熊の敷石

熊の敷石 (講談社文庫)熊の敷石
堀江敏幸
講談社文庫


はじまりは、不思議な夢でした。
薄暗い山の中で一夜を明かそうとしたら、
「地面ぜんたいが巨大な黒い毛虫の絨毯みたいにざわざわうごめいて足もとをすくわれ」る。
「おびただしい数の熊が両の脚でたちあがったまま身体を寄せあいへしあい帯状に連なって山の奥へ移動する」その背中を
「私」は踏んでいたのだ、という。
最初、タイトルの「熊の敷石」はこの夢のことかな、と思って、
奇妙な柔らかな感触が、わたしの足の裏にまで伝わってくるようで、ぞくぞくしましたが・・・


フランスで、「私」は、久しぶりに古い友ヤンと会う。
実は、二人は「ペタンク」という、投てき競技を通して知り合ったのでした。
ヤンはユダヤ人で、父や祖父母を通してホロコーストの記憶を背負っている。
それは、身に覚えがないのに、知らない内にできて、いつまでも鈍く痛む古傷のようです。
決して大きな声で、そのことを痛い、ということはできないけれど、いつまでも残る何か。
まるで顔にとまった「蠅」のようではないか。
またヤンの家主カトリーヌにとっての息子のこともそうなのです。
彼が大切にしているぬいぐるみが「熊」というのも意味があるのでしょうか。


ホントは「熊の敷石」って、ラ・フォンテーヌの寓話のタイトルなのだそうです。
最初の「夢」の話とは似ても似つかないかなりシビアな寓話。

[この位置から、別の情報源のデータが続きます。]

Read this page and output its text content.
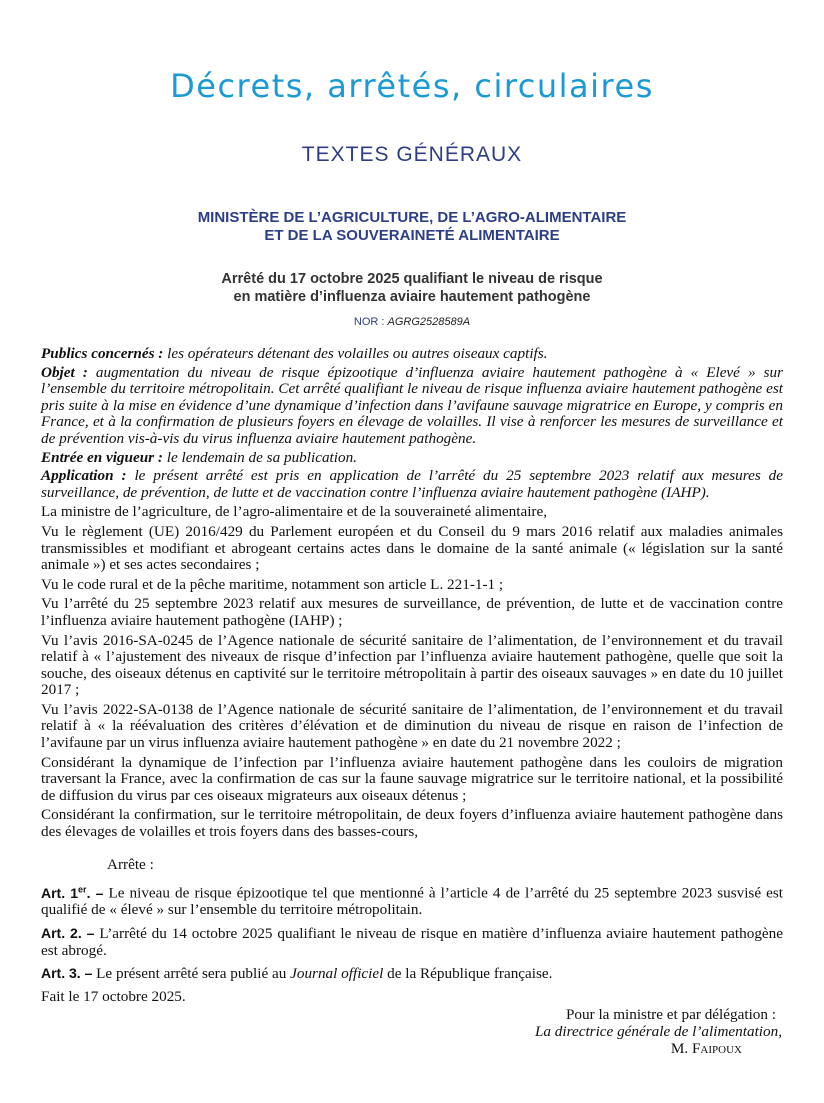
Décrets, arrêtés, circulaires
TEXTES GÉNÉRAUX
MINISTÈRE DE L’AGRICULTURE, DE L’AGRO-ALIMENTAIRE
ET DE LA SOUVERAINETÉ ALIMENTAIRE
Arrêté du 17 octobre 2025 qualifiant le niveau de risque
en matière d’influenza aviaire hautement pathogène
NOR : AGRG2528589A

Publics concernés : les opérateurs détenant des volailles ou autres oiseaux captifs.

Objet : augmentation du niveau de risque épizootique d’influenza aviaire hautement pathogène à « Elevé » sur l’ensemble du territoire métropolitain. Cet arrêté qualifiant le niveau de risque influenza aviaire hautement pathogène est pris suite à la mise en évidence d’une dynamique d’infection dans l’avifaune sauvage migratrice en Europe, y compris en France, et à la confirmation de plusieurs foyers en élevage de volailles. Il vise à renforcer les mesures de surveillance et de prévention vis-à-vis du virus influenza aviaire hautement pathogène.

Entrée en vigueur : le lendemain de sa publication.

Application : le présent arrêté est pris en application de l’arrêté du 25 septembre 2023 relatif aux mesures de surveillance, de prévention, de lutte et de vaccination contre l’influenza aviaire hautement pathogène (IAHP).

La ministre de l’agriculture, de l’agro-alimentaire et de la souveraineté alimentaire,

Vu le règlement (UE) 2016/429 du Parlement européen et du Conseil du 9 mars 2016 relatif aux maladies animales transmissibles et modifiant et abrogeant certains actes dans le domaine de la santé animale (« législation sur la santé animale ») et ses actes secondaires ;

Vu le code rural et de la pêche maritime, notamment son article L. 221-1-1 ;

Vu l’arrêté du 25 septembre 2023 relatif aux mesures de surveillance, de prévention, de lutte et de vaccination contre l’influenza aviaire hautement pathogène (IAHP) ;

Vu l’avis 2016-SA-0245 de l’Agence nationale de sécurité sanitaire de l’alimentation, de l’environnement et du travail relatif à « l’ajustement des niveaux de risque d’infection par l’influenza aviaire hautement pathogène, quelle que soit la souche, des oiseaux détenus en captivité sur le territoire métropolitain à partir des oiseaux sauvages » en date du 10 juillet 2017 ;

Vu l’avis 2022-SA-0138 de l’Agence nationale de sécurité sanitaire de l’alimentation, de l’environnement et du travail relatif à « la réévaluation des critères d’élévation et de diminution du niveau de risque en raison de l’infection de l’avifaune par un virus influenza aviaire hautement pathogène » en date du 21 novembre 2022 ;

Considérant la dynamique de l’infection par l’influenza aviaire hautement pathogène dans les couloirs de migration traversant la France, avec la confirmation de cas sur la faune sauvage migratrice sur le territoire national, et la possibilité de diffusion du virus par ces oiseaux migrateurs aux oiseaux détenus ;

Considérant la confirmation, sur le territoire métropolitain, de deux foyers d’influenza aviaire hautement pathogène dans des élevages de volailles et trois foyers dans des basses-cours,

Arrête :

Art. 1er. – Le niveau de risque épizootique tel que mentionné à l’article 4 de l’arrêté du 25 septembre 2023 susvisé est qualifié de « élevé » sur l’ensemble du territoire métropolitain.

Art. 2. – L’arrêté du 14 octobre 2025 qualifiant le niveau de risque en matière d’influenza aviaire hautement pathogène est abrogé.

Art. 3. – Le présent arrêté sera publié au Journal officiel de la République française.

Fait le 17 octobre 2025.

Pour la ministre et par délégation :
La directrice générale de l’alimentation,
M. Faipoux
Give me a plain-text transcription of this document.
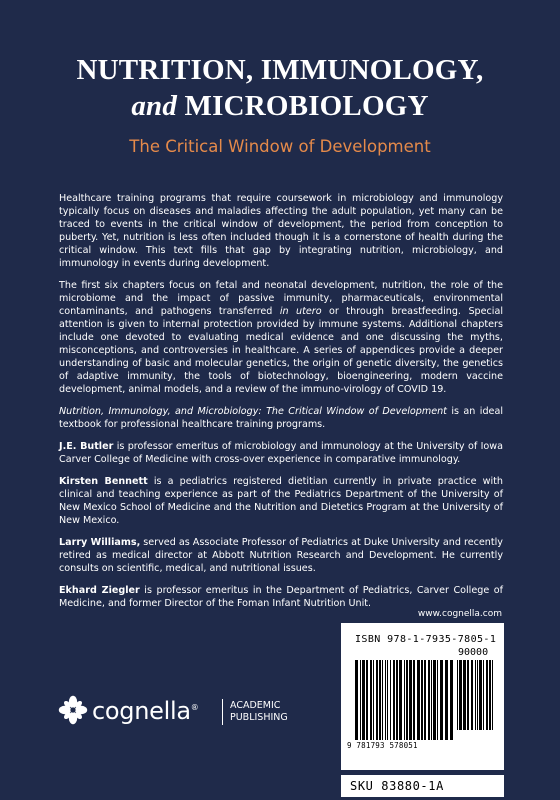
NUTRITION, IMMUNOLOGY,
and MICROBIOLOGY
The Critical Window of Development

Healthcare training programs that require coursework in microbiology and immunology typically focus on diseases and maladies affecting the adult population, yet many can be traced to events in the critical window of development, the period from conception to puberty. Yet, nutrition is less often included though it is a cornerstone of health during the critical window. This text fills that gap by integrating nutrition, microbiology, and immunology in events during development.

The first six chapters focus on fetal and neonatal development, nutrition, the role of the microbiome and the impact of passive immunity, pharmaceuticals, environmental contaminants, and pathogens transferred in utero or through breastfeeding. Special attention is given to internal protection provided by immune systems. Additional chapters include one devoted to evaluating medical evidence and one discussing the myths, misconceptions, and controversies in healthcare. A series of appendices provide a deeper understanding of basic and molecular genetics, the origin of genetic diversity, the genetics of adaptive immunity, the tools of biotechnology, bioengineering, modern vaccine development, animal models, and a review of the immuno-virology of COVID 19.

Nutrition, Immunology, and Microbiology: The Critical Window of Development is an ideal textbook for professional healthcare training programs.

J.E. Butler is professor emeritus of microbiology and immunology at the University of Iowa Carver College of Medicine with cross-over experience in comparative immunology.

Kirsten Bennett is a pediatrics registered dietitian currently in private practice with clinical and teaching experience as part of the Pediatrics Department of the University of New Mexico School of Medicine and the Nutrition and Dietetics Program at the University of New Mexico.

Larry Williams, served as Associate Professor of Pediatrics at Duke University and recently retired as medical director at Abbott Nutrition Research and Development. He currently consults on scientific, medical, and nutritional issues.

Ekhard Ziegler is professor emeritus in the Department of Pediatrics, Carver College of Medicine, and former Director of the Foman Infant Nutrition Unit.

www.cognella.com
cognella®	ACADEMIC
PUBLISHING
ISBN 978-1-7935-7805-1
90000
9 781793 578051
SKU 83880-1A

それがわかるのは一番最後なのですが・・・
農夫の顔にとまった蠅を追おうとして、親友の熊が敷石を投げつけたために、蠅は逃げ、
敷石をぶつけられた農夫は死んでしまう、という話。「余計なお世話」という意味なのだそうです。
ここまで読み、初めて、そういうことだったのか、と思いいたったのでした。


敷石でも、ペタンクでもカマンベールでも、「投げる」やり方を間違えたら、取り返しのつかないことになってしまう。
そのぎりぎりのバランスの上での共感・・・


この物語にたびたび出てくる「投げる」話、「熊」の話。
そして、最初の紛らわしい夢と、寓話のいってかえるほど違うイメージのギャップ。
何も知らないのにわかったつもりになることから生まれる無理解。
人と人の微妙な距離感。人がその身に止めている消えることのない痛みは「蠅」


痛みと共感が、とても微妙な関係の中にあることを知って、妙にどきどきしたのでした。
読了後、そこはかとない悲しみが残りました。
だからどうなるものでもないし、どうしようとも思わない、
その悲しみをそのまま持ち続けていくのだよ、と告げられたような気がしました。